Una capa de moho cubría las paredes de la escalera,
y el médico, molesto por el intenso olor a humedad, reparó no sin aprensión en
las telarañas que pendían del techo.
–Los criados se encargan de limpiarlas a menudo,
mas no tardan en volver a salir… no lo tengáis en cuenta –explicó la mujer–. El
mundo subterráneo es diferente del nuestro, se rige por leyes diferentes a las
de los humanos. Sin embargo, no he querido trasladar la momia a otro lugar del
castillo… después de todo pertenece al subsuelo. El mineral está con ella… uno
y otra son hijos del Oriente.
–Es cierto, no esperaba ver otra cosa –mintió
Pettigrew.
La luz del candelabro era insuficiente para
despejar del todo la oscuridad de la escalera y del sótano al que llegaron, por
lo que bajaron con cuidado de no perder pie. En cierto momento, el médico apoyó
su mano derecha en la pared y la retiró asqueado al apercibirse de que había
desprendido unos grumos de tierra.

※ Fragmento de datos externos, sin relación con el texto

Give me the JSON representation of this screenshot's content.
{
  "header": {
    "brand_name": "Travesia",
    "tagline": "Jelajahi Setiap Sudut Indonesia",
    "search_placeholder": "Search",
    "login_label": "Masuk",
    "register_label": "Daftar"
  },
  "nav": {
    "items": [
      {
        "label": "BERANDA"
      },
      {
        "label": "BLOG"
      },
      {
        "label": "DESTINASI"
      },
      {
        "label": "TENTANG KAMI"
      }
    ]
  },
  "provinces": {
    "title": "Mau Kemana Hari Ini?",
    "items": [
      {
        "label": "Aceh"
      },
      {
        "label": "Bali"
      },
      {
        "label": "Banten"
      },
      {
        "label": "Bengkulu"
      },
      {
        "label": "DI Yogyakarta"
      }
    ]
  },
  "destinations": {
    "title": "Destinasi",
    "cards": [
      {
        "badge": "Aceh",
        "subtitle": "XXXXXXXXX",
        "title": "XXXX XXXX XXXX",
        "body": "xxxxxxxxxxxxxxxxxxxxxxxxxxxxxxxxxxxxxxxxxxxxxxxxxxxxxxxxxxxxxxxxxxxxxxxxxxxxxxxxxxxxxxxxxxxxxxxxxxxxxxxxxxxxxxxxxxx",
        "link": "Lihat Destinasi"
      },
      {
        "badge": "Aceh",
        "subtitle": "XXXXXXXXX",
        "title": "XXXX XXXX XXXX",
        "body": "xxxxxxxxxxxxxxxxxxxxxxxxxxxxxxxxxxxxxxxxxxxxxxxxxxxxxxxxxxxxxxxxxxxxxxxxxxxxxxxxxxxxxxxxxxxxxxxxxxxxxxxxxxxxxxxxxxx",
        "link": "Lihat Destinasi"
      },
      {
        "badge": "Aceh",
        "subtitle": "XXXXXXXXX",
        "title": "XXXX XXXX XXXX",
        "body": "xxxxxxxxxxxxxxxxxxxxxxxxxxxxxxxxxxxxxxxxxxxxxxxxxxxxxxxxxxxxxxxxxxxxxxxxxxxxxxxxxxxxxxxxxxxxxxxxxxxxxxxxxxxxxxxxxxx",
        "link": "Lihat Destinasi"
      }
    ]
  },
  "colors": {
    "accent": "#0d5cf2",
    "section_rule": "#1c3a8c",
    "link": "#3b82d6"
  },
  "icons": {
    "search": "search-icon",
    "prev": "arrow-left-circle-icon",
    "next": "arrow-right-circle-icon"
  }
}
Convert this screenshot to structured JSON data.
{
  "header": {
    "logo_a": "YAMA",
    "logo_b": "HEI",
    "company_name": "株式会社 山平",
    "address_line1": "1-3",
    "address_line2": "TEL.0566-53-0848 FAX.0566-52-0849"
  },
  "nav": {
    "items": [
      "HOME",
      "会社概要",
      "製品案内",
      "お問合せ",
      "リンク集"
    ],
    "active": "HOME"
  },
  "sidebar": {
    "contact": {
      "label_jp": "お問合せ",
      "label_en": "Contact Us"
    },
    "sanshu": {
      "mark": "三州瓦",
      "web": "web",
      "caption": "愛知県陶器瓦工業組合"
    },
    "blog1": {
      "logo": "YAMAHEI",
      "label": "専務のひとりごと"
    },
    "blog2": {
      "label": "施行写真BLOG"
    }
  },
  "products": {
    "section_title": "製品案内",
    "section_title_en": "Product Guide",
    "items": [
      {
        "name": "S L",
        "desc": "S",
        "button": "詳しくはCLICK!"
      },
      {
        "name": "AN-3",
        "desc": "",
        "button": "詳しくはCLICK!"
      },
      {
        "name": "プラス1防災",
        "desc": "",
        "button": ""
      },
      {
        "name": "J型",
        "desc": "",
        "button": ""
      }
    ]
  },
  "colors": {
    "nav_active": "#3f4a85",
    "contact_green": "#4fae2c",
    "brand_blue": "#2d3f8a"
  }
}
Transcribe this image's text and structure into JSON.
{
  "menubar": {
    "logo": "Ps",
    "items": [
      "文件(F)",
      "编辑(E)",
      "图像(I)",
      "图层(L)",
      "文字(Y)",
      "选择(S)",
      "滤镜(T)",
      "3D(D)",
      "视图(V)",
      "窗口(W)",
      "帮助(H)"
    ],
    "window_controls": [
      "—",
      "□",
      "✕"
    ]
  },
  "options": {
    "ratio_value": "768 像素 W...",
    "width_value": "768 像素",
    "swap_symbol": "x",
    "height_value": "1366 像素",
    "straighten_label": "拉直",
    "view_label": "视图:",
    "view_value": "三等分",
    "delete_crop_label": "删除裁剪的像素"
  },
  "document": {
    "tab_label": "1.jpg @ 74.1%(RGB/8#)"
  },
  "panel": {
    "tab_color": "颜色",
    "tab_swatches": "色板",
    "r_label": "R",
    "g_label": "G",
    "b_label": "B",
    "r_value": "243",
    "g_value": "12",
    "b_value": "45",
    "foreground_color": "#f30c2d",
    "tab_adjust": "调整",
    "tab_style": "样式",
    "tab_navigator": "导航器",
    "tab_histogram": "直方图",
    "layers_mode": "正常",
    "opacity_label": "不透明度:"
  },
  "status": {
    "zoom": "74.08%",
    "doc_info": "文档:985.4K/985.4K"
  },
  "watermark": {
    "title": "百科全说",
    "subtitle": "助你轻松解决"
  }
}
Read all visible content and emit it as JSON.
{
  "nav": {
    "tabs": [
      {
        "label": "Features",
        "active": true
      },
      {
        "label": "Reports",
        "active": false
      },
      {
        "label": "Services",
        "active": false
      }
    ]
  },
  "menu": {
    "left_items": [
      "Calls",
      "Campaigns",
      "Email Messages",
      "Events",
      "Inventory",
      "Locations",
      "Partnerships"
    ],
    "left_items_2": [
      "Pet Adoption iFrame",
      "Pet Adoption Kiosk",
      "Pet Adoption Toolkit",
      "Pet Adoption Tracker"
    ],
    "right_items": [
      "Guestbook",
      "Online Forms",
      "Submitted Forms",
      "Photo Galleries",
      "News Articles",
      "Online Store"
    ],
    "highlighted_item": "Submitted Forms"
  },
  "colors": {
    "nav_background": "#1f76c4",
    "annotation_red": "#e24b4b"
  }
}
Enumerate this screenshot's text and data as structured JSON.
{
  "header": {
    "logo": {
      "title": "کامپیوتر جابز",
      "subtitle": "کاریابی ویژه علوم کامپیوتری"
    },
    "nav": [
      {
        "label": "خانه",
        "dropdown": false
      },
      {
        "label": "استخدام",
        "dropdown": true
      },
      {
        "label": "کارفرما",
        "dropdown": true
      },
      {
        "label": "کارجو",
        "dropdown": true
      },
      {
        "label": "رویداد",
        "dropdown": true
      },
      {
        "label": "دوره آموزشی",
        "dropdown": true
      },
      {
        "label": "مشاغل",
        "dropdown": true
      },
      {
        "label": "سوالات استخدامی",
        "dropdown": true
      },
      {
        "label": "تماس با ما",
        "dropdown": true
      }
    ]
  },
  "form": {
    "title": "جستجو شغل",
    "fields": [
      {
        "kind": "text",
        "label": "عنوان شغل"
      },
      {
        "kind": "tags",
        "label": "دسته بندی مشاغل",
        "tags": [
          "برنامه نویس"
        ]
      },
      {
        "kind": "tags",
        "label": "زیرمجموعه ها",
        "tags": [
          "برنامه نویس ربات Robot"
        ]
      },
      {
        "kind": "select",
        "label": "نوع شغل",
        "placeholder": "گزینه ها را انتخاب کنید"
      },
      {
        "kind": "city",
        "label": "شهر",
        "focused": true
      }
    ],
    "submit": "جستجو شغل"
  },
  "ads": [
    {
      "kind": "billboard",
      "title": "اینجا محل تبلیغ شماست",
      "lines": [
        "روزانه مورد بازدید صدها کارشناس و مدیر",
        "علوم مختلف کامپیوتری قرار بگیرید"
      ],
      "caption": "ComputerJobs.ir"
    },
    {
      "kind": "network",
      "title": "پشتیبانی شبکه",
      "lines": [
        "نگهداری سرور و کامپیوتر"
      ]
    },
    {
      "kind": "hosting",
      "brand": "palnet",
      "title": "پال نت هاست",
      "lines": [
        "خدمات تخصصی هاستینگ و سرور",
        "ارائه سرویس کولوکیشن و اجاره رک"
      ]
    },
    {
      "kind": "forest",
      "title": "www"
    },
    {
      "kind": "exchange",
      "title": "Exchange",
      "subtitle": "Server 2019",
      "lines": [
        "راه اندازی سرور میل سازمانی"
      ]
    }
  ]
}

Nadie dijo nada hasta que el lacayo se
detuvo ante una celda con la puerta abierta. Pettigrew dejó pasar delante a la
mujer y el criado entró detrás de ellos. En contra de lo que cabía esperar, a tenor
del camino recorrido para llegar allí, la estancia estaba limpia, aunque
desprovista de ornamentos. Dos antorchas ardían en las paredes laterales,
desprendiendo el aroma dulzón de la resina, y en medio de la celda destacaba
una especie de sarcófago colocado en un catafalco, y dos sillas, en una de las
cuales había un objeto oscuro como la brea, semejante a un mineral
cristalizado. “Debe de ser la mummia”, pensó Pettigrew.
–Desde que decidí llamaros di la orden de conservar
la estancia iluminada; se ha convertido en un lugar muy importante para mí –explicó
Caroline–. Y tú, Basil, espera en la puerta, te llamaré si te necesitamos.
El lacayo se retiró después de haber dejado el
candelabro sobre el sarcófago.
–No demoremos lo que hay que hacer… empezad ya, os
lo ruego –dijo la mujer.
–¿Vais a quedaros delante?
–No os habría llamado si no hubiera tenido el
propósito de ser testigo de vuestro trabajo. Proceded como si yo no estuviera,
haceos cuenta de que soy invisible.
Asintiendo, el doctor Pettigrew dejó la bolsa en la
silla que estaba libre y la abrió mientras se preguntaba si dispondría de lo
necesario para desvendar la momia. Al menos contaba con lo fundamental: un
cuchillo, unos cinceles y, sobre todo, confianza en sí mismo y en la habilidad
de sus manos, que tanto servían para devolver la salud a un cuerpo enfermo como
para internarse por los secretos de un cuerpo muerto desde hacía siglos. Lo
único que fallaba era tener de testigo a la esposa oficial de quien iba a ser
el nuevo rey y la falta de estímulo personal, pues no se trataba de una
decisión propia sino de cumplir una orden. Sus experiencias le habían enseñado
que dentro de los sarcófagos solía haber un jeroglífico con la momia, y se
propuso encontrarlo antes de que llegara el momento de desvendarla.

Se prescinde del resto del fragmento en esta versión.